Bringing the future of virtual reality to the big stage for Google I/O 15.

In 2014, Google announced Cardboard, a ingenious cardboard viewer that had the power to bring Virtual Reality to the masses. Since then the VR team at Google has been pushing Cardboard to bold new frontiers. And they came to us for help to launch the next big step, specifically the Keynote at Google I/O 15.

Expeditions allows teachers to bring their curriculum alive by taking their students on field trips to almost anywhere they can imagine, giving students a deeper understanding of the world beyond the classroom.

We documented actual classrooms around the world that were a part of the Expeditions pilot program, capturing the magical moment when students and teachers alike used the app for the first time.

Another big reveal was the JUMP pipeline, which gives creators the tools they need to capture their world and then bring it to millions of VR users.
We worked together with Google to create a film shot completely on the JUMP camera – the first time anyone outside of the camera team at Google got access to any of the material.

It all came together to a 10 minute presentation, the finale of the Keynote at Google I/O15.

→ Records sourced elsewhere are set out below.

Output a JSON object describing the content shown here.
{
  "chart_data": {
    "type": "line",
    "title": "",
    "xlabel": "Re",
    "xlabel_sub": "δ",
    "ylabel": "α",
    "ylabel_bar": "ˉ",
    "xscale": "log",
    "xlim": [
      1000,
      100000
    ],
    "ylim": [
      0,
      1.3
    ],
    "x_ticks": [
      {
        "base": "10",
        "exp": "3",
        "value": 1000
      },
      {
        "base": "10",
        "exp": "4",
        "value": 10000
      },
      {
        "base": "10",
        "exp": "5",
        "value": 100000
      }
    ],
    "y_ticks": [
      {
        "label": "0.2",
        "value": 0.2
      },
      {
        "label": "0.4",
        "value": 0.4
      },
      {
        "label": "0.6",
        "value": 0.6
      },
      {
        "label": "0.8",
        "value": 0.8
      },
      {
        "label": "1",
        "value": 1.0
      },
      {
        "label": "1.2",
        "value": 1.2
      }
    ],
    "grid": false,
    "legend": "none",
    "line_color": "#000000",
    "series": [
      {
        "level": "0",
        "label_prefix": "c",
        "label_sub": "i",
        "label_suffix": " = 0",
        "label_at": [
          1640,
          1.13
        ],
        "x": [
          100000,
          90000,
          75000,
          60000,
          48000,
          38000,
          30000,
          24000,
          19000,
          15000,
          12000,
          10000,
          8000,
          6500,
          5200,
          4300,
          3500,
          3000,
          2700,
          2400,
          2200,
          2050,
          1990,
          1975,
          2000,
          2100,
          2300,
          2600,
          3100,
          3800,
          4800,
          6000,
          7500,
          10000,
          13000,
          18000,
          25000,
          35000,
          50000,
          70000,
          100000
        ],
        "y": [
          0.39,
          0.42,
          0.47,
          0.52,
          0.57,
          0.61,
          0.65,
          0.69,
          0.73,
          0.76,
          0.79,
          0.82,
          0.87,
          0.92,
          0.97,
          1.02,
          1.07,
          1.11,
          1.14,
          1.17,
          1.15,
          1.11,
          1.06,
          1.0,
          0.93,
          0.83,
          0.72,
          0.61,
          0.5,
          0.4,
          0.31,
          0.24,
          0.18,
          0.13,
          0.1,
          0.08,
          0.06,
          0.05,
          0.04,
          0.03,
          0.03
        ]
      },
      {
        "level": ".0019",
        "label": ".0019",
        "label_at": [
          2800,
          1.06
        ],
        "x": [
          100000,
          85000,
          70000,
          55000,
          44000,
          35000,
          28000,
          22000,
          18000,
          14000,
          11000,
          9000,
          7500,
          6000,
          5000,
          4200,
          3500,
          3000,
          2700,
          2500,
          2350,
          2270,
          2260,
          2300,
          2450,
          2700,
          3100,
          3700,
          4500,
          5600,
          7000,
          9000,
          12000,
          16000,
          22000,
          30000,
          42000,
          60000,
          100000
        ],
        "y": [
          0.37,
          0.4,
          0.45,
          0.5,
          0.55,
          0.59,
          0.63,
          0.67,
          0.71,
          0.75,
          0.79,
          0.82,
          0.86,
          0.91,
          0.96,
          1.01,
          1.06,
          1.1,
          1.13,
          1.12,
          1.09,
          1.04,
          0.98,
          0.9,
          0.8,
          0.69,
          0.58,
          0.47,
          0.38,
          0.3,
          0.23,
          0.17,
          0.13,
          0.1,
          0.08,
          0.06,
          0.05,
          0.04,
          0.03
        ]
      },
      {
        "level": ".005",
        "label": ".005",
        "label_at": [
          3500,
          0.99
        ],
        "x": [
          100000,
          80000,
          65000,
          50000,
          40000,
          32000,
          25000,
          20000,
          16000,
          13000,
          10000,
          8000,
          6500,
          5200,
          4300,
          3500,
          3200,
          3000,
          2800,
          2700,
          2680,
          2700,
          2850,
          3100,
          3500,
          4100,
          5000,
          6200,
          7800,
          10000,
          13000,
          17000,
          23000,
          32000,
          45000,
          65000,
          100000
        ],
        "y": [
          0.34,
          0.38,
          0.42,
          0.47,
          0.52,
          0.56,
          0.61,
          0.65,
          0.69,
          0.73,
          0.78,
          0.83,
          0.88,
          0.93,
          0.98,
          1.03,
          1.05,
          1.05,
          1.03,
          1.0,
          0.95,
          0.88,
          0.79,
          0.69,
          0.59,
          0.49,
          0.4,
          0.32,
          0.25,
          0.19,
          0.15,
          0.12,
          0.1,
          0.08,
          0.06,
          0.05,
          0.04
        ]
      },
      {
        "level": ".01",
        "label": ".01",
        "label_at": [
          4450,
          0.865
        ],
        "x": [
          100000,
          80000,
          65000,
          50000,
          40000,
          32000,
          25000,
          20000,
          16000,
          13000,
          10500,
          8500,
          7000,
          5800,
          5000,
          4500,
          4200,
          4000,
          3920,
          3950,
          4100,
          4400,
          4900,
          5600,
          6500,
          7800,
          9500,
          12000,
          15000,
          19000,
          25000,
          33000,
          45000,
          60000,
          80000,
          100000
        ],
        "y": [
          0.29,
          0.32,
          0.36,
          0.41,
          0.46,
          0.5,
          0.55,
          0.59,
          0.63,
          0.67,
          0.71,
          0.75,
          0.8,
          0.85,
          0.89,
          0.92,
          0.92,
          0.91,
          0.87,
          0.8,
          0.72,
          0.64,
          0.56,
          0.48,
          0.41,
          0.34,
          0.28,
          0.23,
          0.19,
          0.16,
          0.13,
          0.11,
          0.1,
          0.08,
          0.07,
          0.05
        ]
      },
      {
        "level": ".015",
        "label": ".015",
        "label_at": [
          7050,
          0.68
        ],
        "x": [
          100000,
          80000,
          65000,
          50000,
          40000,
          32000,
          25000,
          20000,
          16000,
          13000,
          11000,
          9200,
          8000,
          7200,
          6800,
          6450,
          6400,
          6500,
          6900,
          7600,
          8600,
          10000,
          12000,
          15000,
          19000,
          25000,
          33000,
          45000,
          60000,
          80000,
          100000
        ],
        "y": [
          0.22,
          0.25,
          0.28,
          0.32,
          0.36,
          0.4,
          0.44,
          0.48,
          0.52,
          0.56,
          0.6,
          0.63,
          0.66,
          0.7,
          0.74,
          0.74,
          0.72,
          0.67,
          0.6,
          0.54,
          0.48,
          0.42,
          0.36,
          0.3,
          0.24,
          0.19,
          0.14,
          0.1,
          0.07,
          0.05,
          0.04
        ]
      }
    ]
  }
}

The display system was the largest yet. A 600 feet seamless display that wrapped around the audience of 4000 developers and reporters at the Moscone Center West in San Francisco. Google Cardboard is all about immersion and we wanted to use this screen as a medium to immerse the audience into our story. By utilizing the whole canvas at key moments we were able to transport our audience and give them a taste of what using Google Cardboard is like.

Understanding how to best tell a story on a display system of this scale is a challenge. It was a unique build for the keynote, so there were no references to learn from. To better understand the display and the presentation space we built a custom WebGL viewer that allowed us to prototype our keynote animations in a realtime 3d environment, right in the browser. It allowed us to iterate quickly on our ideas and gave our clients a chance to see it all come together long before the display system was physically assembled.
Together with the keynote announcements, we also updated the Google Cardboard site that went live at the moment of the Keynote presentation.

Google Cardboard quickly became the highlight of the keynote for I/O 15 for many people and we can't wait to see what experience people will build for it.